Having spent all week either pondering or acting upon the need to produce an FC compliant Deer Impact Assessment as befits my preference for over-engineering I felt the need to get back into the woods but this time with a pocketful of Varget & Brass rather than score card, notebook and camera equipped drone so, at 03:15hrs on Father's Day I slipped from bed , coaxed the kettle into life and hit the road with the Keef Hartley Band sending badgers and blackbirds, in equal numbers, scuttling for cover.
The vaulted canopy of the drive spread it's arms about me with a welcoming embrace as I slipped the Defender's second gear stick into four-wheel drive and slid down a bank into a bed of mud and bluebells well past their moment of attraction to all but a yearling roe.
With three rounds beneath the PRS Hunter medium action and one up the spout of the double cryo Kreiger .25, I slipped into the dense green woodland with aid of a single stick.
It wasn't long before I found myself glassing the first clearing and subject to the attentions of a ghostly pale and poorly educated fallow buck . Once the buck had moved on I mooched along the fence line and was just about to put the rifle down to cross a fence when a vixen slipped from a bramble patch and squatted on the adjacent mud track.
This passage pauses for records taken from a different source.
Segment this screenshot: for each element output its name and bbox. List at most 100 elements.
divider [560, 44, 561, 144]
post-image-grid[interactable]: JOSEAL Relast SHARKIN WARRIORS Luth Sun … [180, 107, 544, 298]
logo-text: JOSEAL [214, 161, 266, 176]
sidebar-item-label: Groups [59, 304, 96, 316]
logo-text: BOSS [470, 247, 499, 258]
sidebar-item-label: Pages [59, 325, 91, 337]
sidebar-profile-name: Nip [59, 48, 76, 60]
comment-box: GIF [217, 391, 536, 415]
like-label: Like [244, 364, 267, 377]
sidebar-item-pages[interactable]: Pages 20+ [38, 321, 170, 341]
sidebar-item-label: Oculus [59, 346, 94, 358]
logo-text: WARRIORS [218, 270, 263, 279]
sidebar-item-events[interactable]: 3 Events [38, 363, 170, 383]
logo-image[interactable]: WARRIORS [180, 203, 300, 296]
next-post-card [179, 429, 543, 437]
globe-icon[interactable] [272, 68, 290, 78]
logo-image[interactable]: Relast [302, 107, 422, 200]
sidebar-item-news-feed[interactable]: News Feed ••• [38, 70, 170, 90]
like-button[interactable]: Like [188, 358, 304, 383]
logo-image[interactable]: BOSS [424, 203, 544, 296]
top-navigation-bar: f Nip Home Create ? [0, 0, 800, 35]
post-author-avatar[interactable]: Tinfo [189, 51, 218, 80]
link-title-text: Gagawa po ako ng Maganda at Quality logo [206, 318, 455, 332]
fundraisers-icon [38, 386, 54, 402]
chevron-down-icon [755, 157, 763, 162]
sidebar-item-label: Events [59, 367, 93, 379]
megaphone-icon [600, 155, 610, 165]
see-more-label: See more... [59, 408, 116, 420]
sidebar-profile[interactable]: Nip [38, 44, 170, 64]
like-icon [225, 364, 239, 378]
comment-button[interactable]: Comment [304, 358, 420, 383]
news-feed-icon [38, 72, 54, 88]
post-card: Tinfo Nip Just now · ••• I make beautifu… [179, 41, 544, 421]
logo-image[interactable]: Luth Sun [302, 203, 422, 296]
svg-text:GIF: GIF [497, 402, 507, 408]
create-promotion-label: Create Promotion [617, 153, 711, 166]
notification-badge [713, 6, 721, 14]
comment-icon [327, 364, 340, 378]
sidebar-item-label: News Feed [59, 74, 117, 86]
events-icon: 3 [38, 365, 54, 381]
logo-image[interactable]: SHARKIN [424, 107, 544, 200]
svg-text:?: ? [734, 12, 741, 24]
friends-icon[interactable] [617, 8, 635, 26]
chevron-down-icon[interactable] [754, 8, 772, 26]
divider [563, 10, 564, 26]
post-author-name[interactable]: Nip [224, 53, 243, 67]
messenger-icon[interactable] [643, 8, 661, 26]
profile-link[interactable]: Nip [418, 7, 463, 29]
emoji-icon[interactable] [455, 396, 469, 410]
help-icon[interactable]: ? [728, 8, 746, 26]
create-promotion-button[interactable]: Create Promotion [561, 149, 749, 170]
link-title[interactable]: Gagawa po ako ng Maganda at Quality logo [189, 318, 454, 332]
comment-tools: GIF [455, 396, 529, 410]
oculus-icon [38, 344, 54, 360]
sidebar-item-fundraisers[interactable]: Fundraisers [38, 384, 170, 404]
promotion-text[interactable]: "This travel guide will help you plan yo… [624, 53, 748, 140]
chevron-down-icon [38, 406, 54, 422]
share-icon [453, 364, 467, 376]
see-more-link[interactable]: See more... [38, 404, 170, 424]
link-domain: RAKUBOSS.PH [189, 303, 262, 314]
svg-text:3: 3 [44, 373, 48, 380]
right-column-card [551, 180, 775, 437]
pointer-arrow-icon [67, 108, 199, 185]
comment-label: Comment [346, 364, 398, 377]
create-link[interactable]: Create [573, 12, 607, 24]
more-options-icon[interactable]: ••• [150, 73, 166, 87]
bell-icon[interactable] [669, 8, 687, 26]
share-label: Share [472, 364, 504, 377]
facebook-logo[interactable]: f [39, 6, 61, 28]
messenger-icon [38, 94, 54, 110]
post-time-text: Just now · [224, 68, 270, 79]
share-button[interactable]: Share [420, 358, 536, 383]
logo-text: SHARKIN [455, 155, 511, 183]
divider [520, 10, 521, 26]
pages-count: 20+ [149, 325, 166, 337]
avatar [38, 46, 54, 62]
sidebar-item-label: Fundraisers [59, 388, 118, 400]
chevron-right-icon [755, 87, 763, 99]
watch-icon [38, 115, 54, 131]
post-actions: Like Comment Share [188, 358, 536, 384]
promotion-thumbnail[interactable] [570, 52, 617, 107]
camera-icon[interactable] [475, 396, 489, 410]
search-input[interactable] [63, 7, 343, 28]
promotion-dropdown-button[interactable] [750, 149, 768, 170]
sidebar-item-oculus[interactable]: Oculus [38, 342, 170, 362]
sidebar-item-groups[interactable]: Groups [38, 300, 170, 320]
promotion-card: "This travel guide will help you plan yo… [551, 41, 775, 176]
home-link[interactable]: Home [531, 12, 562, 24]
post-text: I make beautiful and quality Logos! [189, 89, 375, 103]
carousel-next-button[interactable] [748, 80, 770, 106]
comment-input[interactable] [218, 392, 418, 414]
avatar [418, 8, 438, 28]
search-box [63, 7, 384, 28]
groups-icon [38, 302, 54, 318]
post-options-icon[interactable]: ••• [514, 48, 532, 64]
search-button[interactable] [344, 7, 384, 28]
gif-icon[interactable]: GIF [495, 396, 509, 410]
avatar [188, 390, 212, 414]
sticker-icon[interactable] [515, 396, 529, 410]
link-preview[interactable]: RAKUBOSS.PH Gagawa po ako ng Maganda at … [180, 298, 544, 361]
There was no chance of moving to a better position for a BSRC approved sitting or kneeling shot so I slipped the rifle from shoulder and raised it into a leather knot on a single 7ft hazel stick and located the fox in the scope.
The Swarovski's crosshair swayed across the Vixen's chest whereupon I slipped the jewel trigger. The crack echoed around the Ridge and the fox fell over some 80 yards away. I glanced at my watch. It was 04:30hrs precisely and the day had started well.